We went down the mentioned guano trail and began a slow search around the bottom perimeter of the cave for any continuations. On the SW side, it is possible to squeeze through into an area of crawls and inclines that appears to be an extension of the main chamber that has yet to break down enough to join the rest, but enables one to make circuitous journeys that return one to the main chamber as much as 20 metres away from where one entered. The formations in this part, unlike the main chamber, are undisturbed and attractive. On the north side, a climb down between boulders by Ivor found a small pool of water that appeared to be a remnant rather than active.

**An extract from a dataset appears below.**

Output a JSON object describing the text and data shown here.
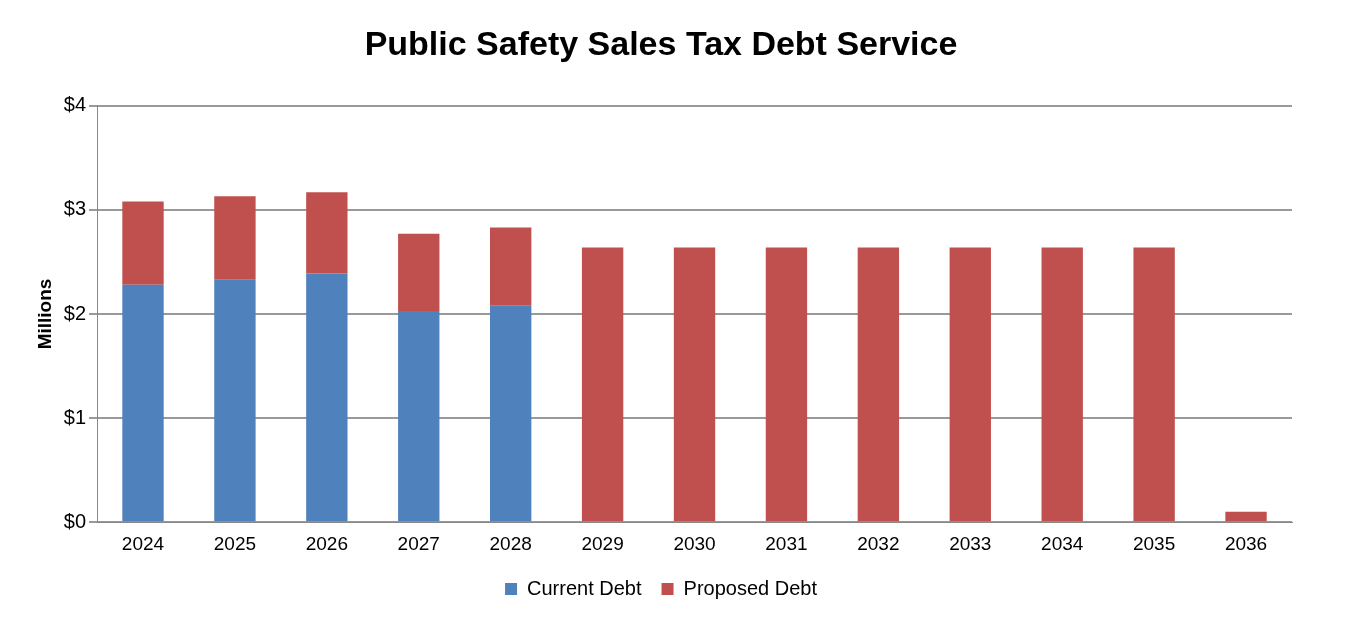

No openings that lead to extensions were found. This cave is very much like another local cave, Liebert's Great Hole, in its physical structure albeit somewhat larger.

It should be noted that the considerable damage that had been done to the stalagmites near the guano trail have exposed remarkably clear and sparkling calcite. Some shards resembled the purest quartz and were almost transparent. The smaller pieces, sitting in heaps, reminded me of automobile glass that has been shattered. The appearance of this calcite, when seen under the illumination of the headlamp, was very fine.

It seemed as though we had accomplished about as much as we could this visit, so we made our way up and out, then back to the road, and the Lada, to search out the next cave.

This cave has a local name, Rat Bat Hole, that is identical, or similar, to the local names for countless other caves that have been used by farmers for guano, and thus seemed entirely inadequate for the official name. Nevertheless, etiquette dictates that the existing name used by the people of the district, when no other exisits, be respected. It seemed incumbent on Clive to decide on a better name under which this cave will be placed in the Register. An explanation of what was required of him, and some lengthy careful thought by him, resulted in the solemn declaration that it should be called Schaw Castle Cave. This struck everyone as being quite good and was readily agreed to. A search on the 1:50K topos later in the day showed this to be the name of the nearby district, so it is indeed suitable.

This cave, although it does not offer potential for further exploration, is valuable as a roost for fruit bats, as well as for its beautiful calcite and fine view up to the entrance.